Unknown Speaker 13:16
Great and 15 if you had to pick one word to describe yourself, what word would you choose?
Unknown Speaker 13:25
Clear? I am really proud of being able to write very clear, concise, understandable prose. So I’m not fancy basic, I’m direct. I keep it simple. I keep it short. You may already have that impression just from this podcast. Yeah, I like it. What keeps you up at night?
Unknown Speaker 13:52
Maybe the same things as everybody else.

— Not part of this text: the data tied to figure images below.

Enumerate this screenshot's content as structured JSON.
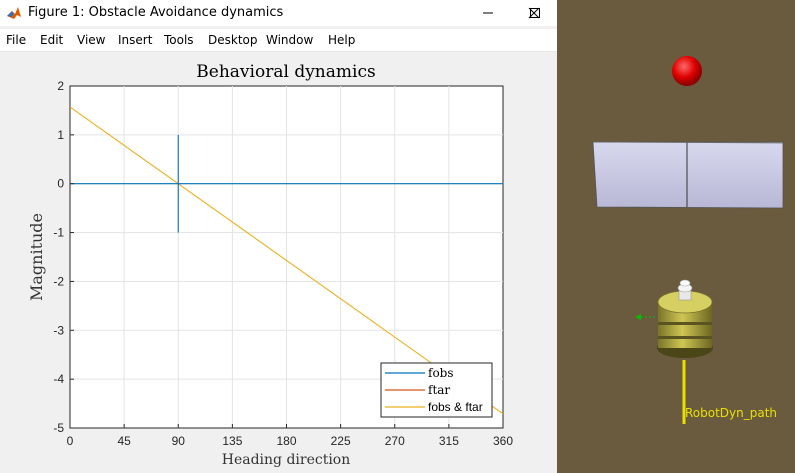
{
  "window": {
    "title": "Figure 1: Obstacle Avoidance dynamics",
    "minimize_icon": "minimize-icon",
    "maximize_icon": "maximize-icon",
    "close_icon": "close-icon",
    "dock_arrow": "↘"
  },
  "menubar": {
    "items": [
      "File",
      "Edit",
      "View",
      "Insert",
      "Tools",
      "Desktop",
      "Window",
      "Help"
    ]
  },
  "chart_data": {
    "type": "line",
    "title": "Behavioral dynamics",
    "xlabel": "Heading direction",
    "ylabel": "Magnitude",
    "xlim": [
      0,
      360
    ],
    "ylim": [
      -5,
      2
    ],
    "xticks": [
      0,
      45,
      90,
      135,
      180,
      225,
      270,
      315,
      360
    ],
    "yticks": [
      2,
      1,
      0,
      -1,
      -2,
      -3,
      -4,
      -5
    ],
    "grid": true,
    "legend_position": "bottom-right",
    "series": [
      {
        "name": "fobs",
        "color": "#0072bd",
        "segments": [
          [
            [
              0,
              0
            ],
            [
              360,
              0
            ]
          ],
          [
            [
              90,
              -1
            ],
            [
              90,
              1
            ]
          ]
        ]
      },
      {
        "name": "ftar",
        "color": "#d95319",
        "segments": []
      },
      {
        "name": "fobs & ftar",
        "color": "#edb120",
        "segments": [
          [
            [
              0,
              1.57
            ],
            [
              360,
              -4.71
            ]
          ]
        ]
      }
    ]
  },
  "scene": {
    "background": "#6a5a3e",
    "target_color": "#e00000",
    "obstacle_color": "#c8c8e4",
    "robot_color": "#b9b13c",
    "path_color": "#e8e000",
    "path_label": "RobotDyn_path"
  }
}
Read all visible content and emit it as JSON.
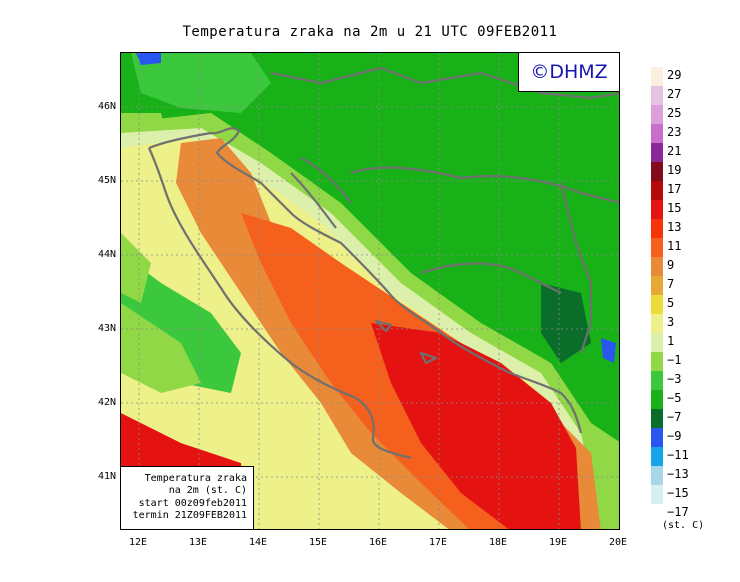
{
  "title": "Temperatura zraka na 2m u 21 UTC 09FEB2011",
  "logo": "©DHMZ",
  "info": {
    "line1": "Temperatura zraka",
    "line2": "na 2m (st. C)",
    "line3": "start 00z09feb2011",
    "line4": "termin 21Z09FEB2011"
  },
  "y_ticks": [
    "46N",
    "45N",
    "44N",
    "43N",
    "42N",
    "41N"
  ],
  "x_ticks": [
    "12E",
    "13E",
    "14E",
    "15E",
    "16E",
    "17E",
    "18E",
    "19E",
    "20E"
  ],
  "legend": {
    "unit": "(st. C)",
    "levels": [
      {
        "label": "29",
        "color": "#fbefdf"
      },
      {
        "label": "27",
        "color": "#e6c4e1"
      },
      {
        "label": "25",
        "color": "#dc9fdb"
      },
      {
        "label": "23",
        "color": "#c86ecb"
      },
      {
        "label": "21",
        "color": "#8a2a98"
      },
      {
        "label": "19",
        "color": "#820a1a"
      },
      {
        "label": "17",
        "color": "#b40a0a"
      },
      {
        "label": "15",
        "color": "#e51212"
      },
      {
        "label": "13",
        "color": "#f5340a"
      },
      {
        "label": "11",
        "color": "#f5601c"
      },
      {
        "label": "9",
        "color": "#e88a38"
      },
      {
        "label": "7",
        "color": "#e8a838"
      },
      {
        "label": "5",
        "color": "#ecdc3a"
      },
      {
        "label": "3",
        "color": "#eef08a"
      },
      {
        "label": "1",
        "color": "#dcf0ac"
      },
      {
        "label": "−1",
        "color": "#90d845"
      },
      {
        "label": "−3",
        "color": "#3cc83c"
      },
      {
        "label": "−5",
        "color": "#18b218"
      },
      {
        "label": "−7",
        "color": "#0a6e2a"
      },
      {
        "label": "−9",
        "color": "#2a56f0"
      },
      {
        "label": "−11",
        "color": "#16a6e8"
      },
      {
        "label": "−13",
        "color": "#a8d8e8"
      },
      {
        "label": "−15",
        "color": "#d6f0f0"
      },
      {
        "label": "−17",
        "color": "#ffffff"
      }
    ]
  }
}
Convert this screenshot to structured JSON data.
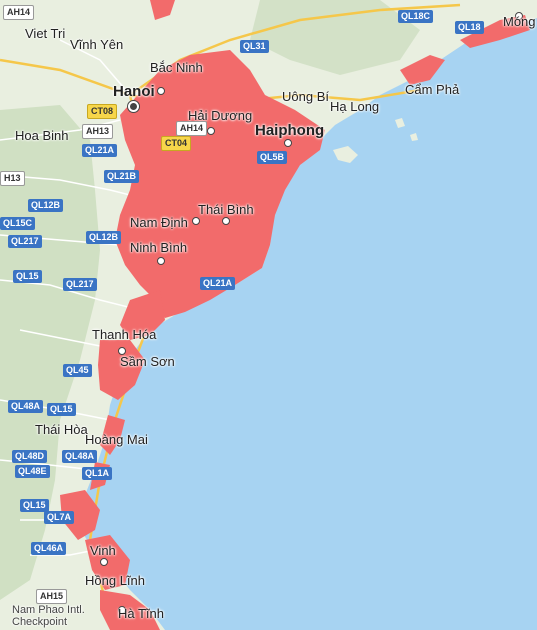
{
  "map": {
    "colors": {
      "water": "#a7d3f2",
      "land": "#e9efe0",
      "land_mountain": "#c9dcbc",
      "flood": "#f26b6b",
      "major_road": "#f5c74a",
      "road": "#ffffff"
    },
    "cities": [
      {
        "id": "hanoi",
        "name": "Hanoi",
        "style": "big",
        "marker": "capital"
      },
      {
        "id": "haiphong",
        "name": "Haiphong",
        "style": "big",
        "marker": "dot"
      },
      {
        "id": "viet-tri",
        "name": "Viet Tri",
        "style": "mid",
        "marker": "dot"
      },
      {
        "id": "vinh-yen",
        "name": "Vĩnh Yên",
        "style": "mid",
        "marker": "dot"
      },
      {
        "id": "bac-ninh",
        "name": "Bắc Ninh",
        "style": "mid",
        "marker": "dot"
      },
      {
        "id": "hai-duong",
        "name": "Hải Dương",
        "style": "mid",
        "marker": "dot"
      },
      {
        "id": "uong-bi",
        "name": "Uông Bí",
        "style": "mid",
        "marker": "dot"
      },
      {
        "id": "ha-long",
        "name": "Hạ Long",
        "style": "mid",
        "marker": "dot"
      },
      {
        "id": "cam-pha",
        "name": "Cẩm Phả",
        "style": "mid",
        "marker": "dot"
      },
      {
        "id": "mong-cai",
        "name": "Móng C",
        "style": "mid",
        "marker": "dot"
      },
      {
        "id": "hoa-binh",
        "name": "Hoa Binh",
        "style": "mid",
        "marker": "dot"
      },
      {
        "id": "nam-dinh",
        "name": "Nam Định",
        "style": "mid",
        "marker": "dot"
      },
      {
        "id": "thai-binh",
        "name": "Thái Bình",
        "style": "mid",
        "marker": "dot"
      },
      {
        "id": "ninh-binh",
        "name": "Ninh Bình",
        "style": "mid",
        "marker": "dot"
      },
      {
        "id": "thanh-hoa",
        "name": "Thanh Hóa",
        "style": "mid",
        "marker": "dot"
      },
      {
        "id": "sam-son",
        "name": "Sầm Sơn",
        "style": "mid",
        "marker": "dot"
      },
      {
        "id": "thai-hoa",
        "name": "Thái Hòa",
        "style": "mid",
        "marker": "dot"
      },
      {
        "id": "hoang-mai",
        "name": "Hoàng Mai",
        "style": "mid",
        "marker": "dot"
      },
      {
        "id": "vinh",
        "name": "Vinh",
        "style": "mid",
        "marker": "dot"
      },
      {
        "id": "hong-linh",
        "name": "Hồng Lĩnh",
        "style": "mid",
        "marker": "dot"
      },
      {
        "id": "ha-tinh",
        "name": "Hà Tĩnh",
        "style": "mid",
        "marker": "dot"
      },
      {
        "id": "nam-phao",
        "name": "Nam Phao Intl. Checkpoint",
        "style": "small",
        "marker": "none"
      }
    ],
    "roads": [
      "AH14",
      "QL18C",
      "QL18",
      "QL31",
      "CT08",
      "AH13",
      "AH14",
      "CT04",
      "QL21A",
      "QL5B",
      "QL21B",
      "QL12B",
      "QL15C",
      "QL12B",
      "QL217",
      "QL15",
      "QL217",
      "QL21A",
      "QL45",
      "QL48A",
      "QL15",
      "QL48D",
      "QL48A",
      "QL48E",
      "QL1A",
      "QL15",
      "QL7A",
      "QL46A",
      "AH15",
      "H13"
    ]
  }
}
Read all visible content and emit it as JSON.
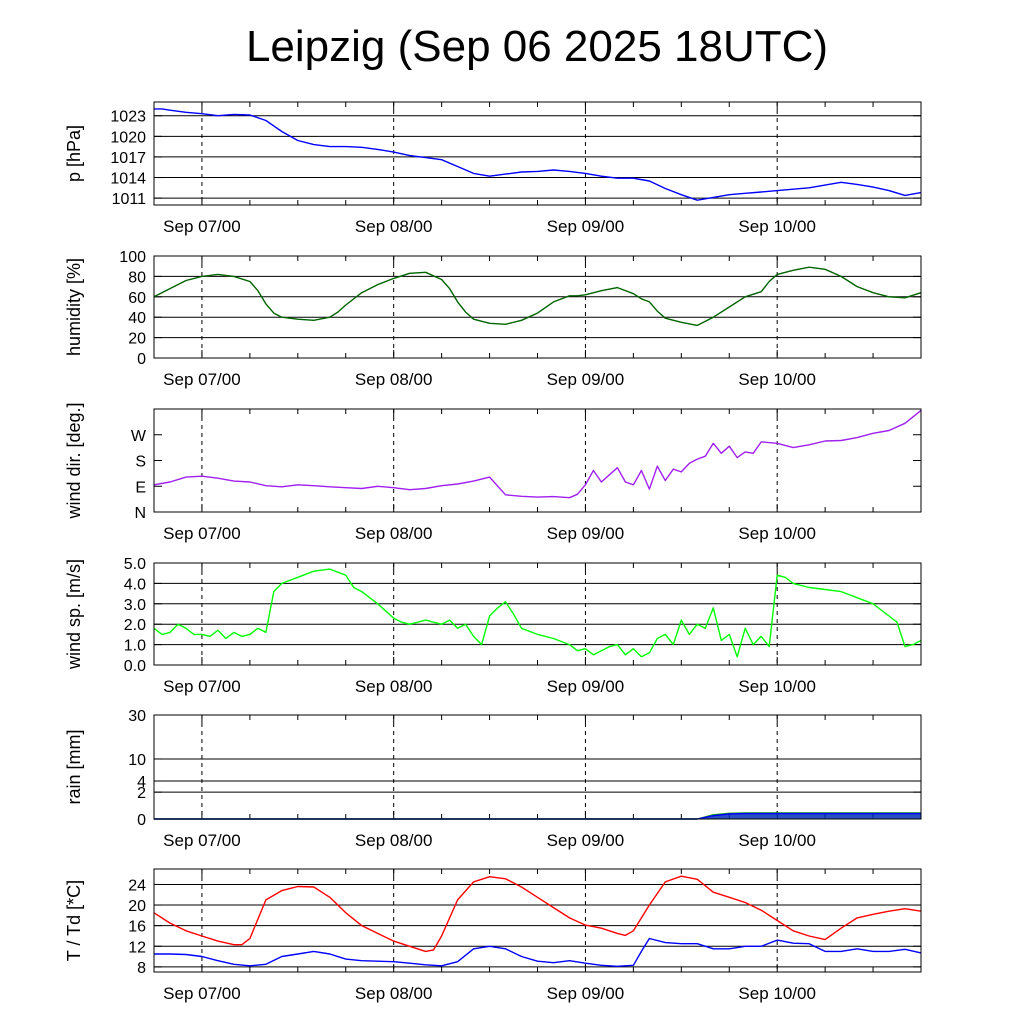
{
  "title": "Leipzig (Sep 06 2025 18UTC)",
  "time_axis": {
    "start_hour": 0,
    "end_hour": 96,
    "day_tick_hours": [
      6,
      30,
      54,
      78
    ],
    "day_labels": [
      "Sep 07/00",
      "Sep 08/00",
      "Sep 09/00",
      "Sep 10/00"
    ]
  },
  "chart_data": [
    {
      "type": "line",
      "id": "pressure",
      "ylabel": "p [hPa]",
      "ylim": [
        1010,
        1025
      ],
      "yticks": [
        1011,
        1014,
        1017,
        1020,
        1023
      ],
      "gridlines": [
        1011,
        1014,
        1017,
        1020,
        1023
      ],
      "color": "#0000ff",
      "x": [
        0,
        1,
        2,
        4,
        6,
        8,
        10,
        12,
        14,
        16,
        18,
        20,
        22,
        24,
        26,
        28,
        30,
        32,
        34,
        36,
        38,
        40,
        42,
        44,
        46,
        48,
        50,
        52,
        54,
        56,
        58,
        60,
        62,
        64,
        66,
        68,
        70,
        72,
        74,
        76,
        78,
        80,
        82,
        84,
        86,
        88,
        90,
        92,
        94,
        96
      ],
      "y": [
        1024,
        1024,
        1023.8,
        1023.5,
        1023.3,
        1023,
        1023.2,
        1023.1,
        1022.3,
        1020.7,
        1019.4,
        1018.8,
        1018.5,
        1018.5,
        1018.4,
        1018.1,
        1017.7,
        1017.2,
        1016.9,
        1016.6,
        1015.6,
        1014.6,
        1014.2,
        1014.5,
        1014.8,
        1014.9,
        1015.1,
        1014.9,
        1014.6,
        1014.2,
        1013.9,
        1013.9,
        1013.5,
        1012.4,
        1011.5,
        1010.7,
        1011.1,
        1011.5,
        1011.7,
        1011.9,
        1012.1,
        1012.3,
        1012.5,
        1012.9,
        1013.3,
        1013,
        1012.6,
        1012.1,
        1011.4,
        1011.8
      ]
    },
    {
      "type": "line",
      "id": "humidity",
      "ylabel": "humidity [%]",
      "ylim": [
        0,
        100
      ],
      "yticks": [
        0,
        20,
        40,
        60,
        80,
        100
      ],
      "gridlines": [
        20,
        40,
        60,
        80
      ],
      "color": "#006400",
      "x": [
        0,
        2,
        4,
        6,
        8,
        10,
        12,
        13,
        14,
        15,
        16,
        18,
        20,
        22,
        23,
        24,
        26,
        28,
        30,
        32,
        34,
        36,
        37,
        38,
        39,
        40,
        42,
        44,
        46,
        48,
        50,
        52,
        53,
        54,
        56,
        58,
        60,
        61,
        62,
        63,
        64,
        66,
        68,
        70,
        72,
        74,
        76,
        77,
        78,
        80,
        82,
        84,
        86,
        88,
        90,
        92,
        94,
        96
      ],
      "y": [
        60,
        68,
        76,
        80,
        82,
        80,
        75,
        66,
        53,
        44,
        40,
        38,
        37,
        40,
        45,
        52,
        64,
        72,
        78,
        83,
        84,
        77,
        68,
        55,
        45,
        38,
        34,
        33,
        37,
        44,
        55,
        61,
        61,
        62,
        66,
        69,
        63,
        58,
        55,
        46,
        39,
        35,
        32,
        40,
        50,
        60,
        65,
        75,
        82,
        86,
        89,
        87,
        80,
        70,
        64,
        60,
        59,
        64
      ]
    },
    {
      "type": "line",
      "id": "wind_direction",
      "ylabel": "wind dir. [deg.]",
      "ylim": [
        0,
        360
      ],
      "yticks": [
        0,
        90,
        180,
        270
      ],
      "tick_labels": [
        "N",
        "E",
        "S",
        "W"
      ],
      "gridlines": [],
      "color": "#a020f0",
      "x": [
        0,
        2,
        4,
        6,
        8,
        10,
        12,
        14,
        16,
        18,
        20,
        22,
        24,
        26,
        28,
        30,
        32,
        34,
        36,
        38,
        40,
        42,
        44,
        46,
        48,
        50,
        52,
        53,
        54,
        55,
        56,
        57,
        58,
        59,
        60,
        61,
        62,
        63,
        64,
        65,
        66,
        67,
        68,
        69,
        70,
        71,
        72,
        73,
        74,
        75,
        76,
        78,
        80,
        82,
        84,
        86,
        88,
        90,
        92,
        94,
        96
      ],
      "y": [
        95,
        105,
        122,
        125,
        118,
        108,
        105,
        92,
        88,
        95,
        92,
        88,
        85,
        82,
        90,
        85,
        78,
        82,
        92,
        98,
        108,
        122,
        60,
        55,
        52,
        54,
        50,
        62,
        95,
        145,
        105,
        130,
        155,
        105,
        95,
        145,
        80,
        160,
        110,
        150,
        140,
        170,
        185,
        195,
        240,
        205,
        230,
        190,
        210,
        205,
        245,
        240,
        225,
        235,
        248,
        250,
        260,
        275,
        285,
        310,
        355
      ]
    },
    {
      "type": "line",
      "id": "wind_speed",
      "ylabel": "wind sp. [m/s]",
      "ylim": [
        0,
        5
      ],
      "yticks": [
        0,
        1,
        2,
        3,
        4,
        5
      ],
      "tick_labels": [
        "0.0",
        "1.0",
        "2.0",
        "3.0",
        "4.0",
        "5.0"
      ],
      "gridlines": [
        1,
        2,
        3,
        4
      ],
      "color": "#00ff00",
      "x": [
        0,
        1,
        2,
        3,
        4,
        5,
        6,
        7,
        8,
        9,
        10,
        11,
        12,
        13,
        14,
        15,
        16,
        18,
        20,
        22,
        24,
        25,
        26,
        28,
        30,
        31,
        32,
        33,
        34,
        35,
        36,
        37,
        38,
        39,
        40,
        41,
        42,
        43,
        44,
        45,
        46,
        48,
        50,
        52,
        53,
        54,
        55,
        56,
        57,
        58,
        59,
        60,
        61,
        62,
        63,
        64,
        65,
        66,
        67,
        68,
        69,
        70,
        71,
        72,
        73,
        74,
        75,
        76,
        77,
        78,
        79,
        80,
        82,
        84,
        86,
        88,
        90,
        92,
        93,
        94,
        95,
        96
      ],
      "y": [
        1.8,
        1.5,
        1.6,
        2.0,
        1.8,
        1.5,
        1.5,
        1.4,
        1.7,
        1.3,
        1.6,
        1.4,
        1.5,
        1.8,
        1.6,
        3.6,
        4.0,
        4.3,
        4.6,
        4.7,
        4.4,
        3.8,
        3.6,
        3.0,
        2.3,
        2.1,
        2.0,
        2.1,
        2.2,
        2.1,
        2.0,
        2.2,
        1.8,
        2.0,
        1.4,
        1.0,
        2.4,
        2.8,
        3.1,
        2.5,
        1.8,
        1.5,
        1.3,
        1.0,
        0.7,
        0.8,
        0.5,
        0.7,
        0.9,
        1.0,
        0.5,
        0.8,
        0.4,
        0.6,
        1.3,
        1.5,
        1.0,
        2.2,
        1.5,
        2.0,
        1.8,
        2.8,
        1.2,
        1.5,
        0.4,
        1.8,
        1.0,
        1.4,
        0.9,
        4.4,
        4.3,
        4.0,
        3.8,
        3.7,
        3.6,
        3.3,
        3.0,
        2.4,
        2.1,
        0.9,
        1.0,
        1.2
      ]
    },
    {
      "type": "area",
      "id": "rain",
      "ylabel": "rain [mm]",
      "ylim": [
        0,
        30
      ],
      "scale": "sqrt",
      "yticks": [
        0,
        2,
        4,
        10,
        30
      ],
      "tick_labels": [
        "0",
        "2",
        "4",
        "10",
        "30"
      ],
      "gridlines": [
        2,
        4,
        10,
        30
      ],
      "series": [
        {
          "name": "rain",
          "color": "#00a000",
          "x": [
            0,
            68,
            70,
            72,
            74,
            78,
            96
          ],
          "y": [
            0,
            0,
            0.05,
            0.09,
            0.1,
            0.1,
            0.1
          ]
        },
        {
          "name": "rain-line",
          "color": "#0000ff",
          "x": [
            0,
            68,
            70,
            72,
            74,
            78,
            96
          ],
          "y": [
            0,
            0,
            0.03,
            0.07,
            0.08,
            0.08,
            0.08
          ]
        }
      ]
    },
    {
      "type": "line",
      "id": "temperature",
      "ylabel": "T / Td [*C]",
      "ylim": [
        7,
        27
      ],
      "yticks": [
        8,
        12,
        16,
        20,
        24
      ],
      "gridlines": [
        8,
        12,
        16,
        20,
        24
      ],
      "series": [
        {
          "name": "T",
          "color": "#ff0000",
          "x": [
            0,
            2,
            4,
            6,
            8,
            10,
            11,
            12,
            14,
            16,
            18,
            20,
            22,
            24,
            26,
            28,
            30,
            32,
            34,
            35,
            36,
            38,
            40,
            42,
            44,
            46,
            48,
            50,
            52,
            54,
            56,
            58,
            59,
            60,
            62,
            64,
            66,
            68,
            70,
            72,
            74,
            76,
            78,
            80,
            82,
            84,
            86,
            88,
            90,
            92,
            94,
            96
          ],
          "y": [
            18.5,
            16.5,
            15,
            14,
            13,
            12.3,
            12.3,
            13.5,
            21,
            22.8,
            23.6,
            23.5,
            21.5,
            18.5,
            16,
            14.5,
            13,
            12,
            11,
            11.3,
            14,
            21,
            24.5,
            25.5,
            25.1,
            23.5,
            21.5,
            19.5,
            17.5,
            16.1,
            15.5,
            14.5,
            14.1,
            15,
            20,
            24.5,
            25.6,
            25,
            22.5,
            21.5,
            20.5,
            19,
            17,
            15,
            14,
            13.3,
            15.5,
            17.5,
            18.2,
            18.8,
            19.3,
            18.8
          ]
        },
        {
          "name": "Td",
          "color": "#0000ff",
          "x": [
            0,
            2,
            4,
            6,
            8,
            10,
            12,
            14,
            16,
            18,
            20,
            22,
            24,
            26,
            28,
            30,
            32,
            34,
            36,
            38,
            40,
            42,
            44,
            46,
            48,
            50,
            52,
            54,
            56,
            58,
            60,
            61,
            62,
            64,
            66,
            68,
            70,
            72,
            74,
            76,
            78,
            80,
            82,
            84,
            86,
            88,
            90,
            92,
            94,
            96
          ],
          "y": [
            10.5,
            10.5,
            10.4,
            10,
            9.2,
            8.5,
            8.2,
            8.5,
            10,
            10.5,
            11,
            10.5,
            9.5,
            9.2,
            9.1,
            9,
            8.7,
            8.4,
            8.2,
            9,
            11.5,
            12,
            11.5,
            10,
            9.1,
            8.8,
            9.2,
            8.7,
            8.3,
            8.1,
            8.3,
            11,
            13.5,
            12.7,
            12.5,
            12.5,
            11.5,
            11.5,
            12,
            12,
            13.2,
            12.6,
            12.5,
            11,
            11,
            11.5,
            11,
            11,
            11.4,
            10.7
          ]
        }
      ]
    }
  ]
}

I have anxiety about my self worth, my ability to be there for my aging parents,
Unknown Speaker 14:05
the dangers that my kids face on a warming planet,
Unknown Speaker 14:12
these are kind of universal concerns, and I’m really trying to get better at turning off that internal Doom scroll and just go to sleep.
Unknown Speaker 14:25
- What’s your dream you’re chasing?
Unknown Speaker 14:30
Well, I mentioned earlier, I’ve recently started learning how to bake, and I’ve always been a good cook,
Unknown Speaker 14:37
but baking was off limits for me, until a few months ago, I thought baking was, you know, not healthy and not really about everyday food, but something celebratory. So I didn’t really see see the point. But now I’m just kind of really interested in it as an art form. I think Baking.
Unknown Speaker 15:00
Is really painting and sculpture with food in a way that
Unknown Speaker 15:07
cooking isn’t quite that. So I love learning about the tools, the techniques, the history.
Unknown Speaker 15:15
It’s multi sensory. It’s a hobby, but it also feeds back into everything else I do.
Unknown Speaker 15:25
Great and final stretch, what inspires you?
Unknown Speaker 15:31
I love seeing paintings in museums. When I was an art student in the 80s,
Unknown Speaker 15:39
many people said that painting was dead. That’s kind of hard to believe now, because clearly it’s not dead,
Unknown Speaker 15:46
and it kept growing and changing and getting more interesting. But at the time, people thought that minimalism and political art had killed painting, that painting was a kind of corrupt bourgeois commodity,
Unknown Speaker 16:04
but actually painting just keep keeps on moving. And as a designer, I feel really inspired to go see paintings and enjoy them and look at how they’re made and how they communicate, whether they’re abstract or figurative,
Unknown Speaker 16:22
greater, 19. 19. Any advice you’d like to share?
Unknown Speaker 16:29
I’d say, have fun.
Unknown Speaker 16:32
Find joy.
Unknown Speaker 16:35
I find that having
Unknown Speaker 16:39
creative hobbies, like for me, baking right now or or painting, since I don’t do that professionally, is really important, and as I get older, I wish I had spent more time in my life pursuing the things that are really joyful. There are times when you really do have to focus on the needs of other people or on surviving economically. So my advice is that when you do have an opening, when you can experience joy for yourself and do and make things that you want to do, try to take that opportunity and not feel guilty about it, those moments are yours.
Unknown Speaker 17:24
Great. And finally, number 20, how can our listeners keep tabs on you? Do you have maybe a note for people first discovering you, and maybe people who have known about your work for a while?
Unknown Speaker 17:35
Sure? Well, you can read my books. I’ve written over 30 books about design, again, the most popular one is called thinking with type, and a new edition is coming out in March. I’ve also have really fun reels on Instagram about typography. So you can follow me at Ellen Lupton, and it’s, it’s kind of
Unknown Speaker 17:59
a fun way to learn stuff about type in a really cute, quick medium. Lots of joy there. And if you want to learn more, you could also take my online courses on domestic and Skillshare.
Unknown Speaker 18:14
Awesome, awesome. Well, thank you so much for being on the show. You know, it’s such a you call it basic, but I love the way you communicate. It’s a big inspiration for me and I bet for a lot of our listeners. So thank you so much for being on
Unknown Speaker 18:26
That’s great. Thank you for having me, Thomas. I really appreciate it. Thanks. Bye.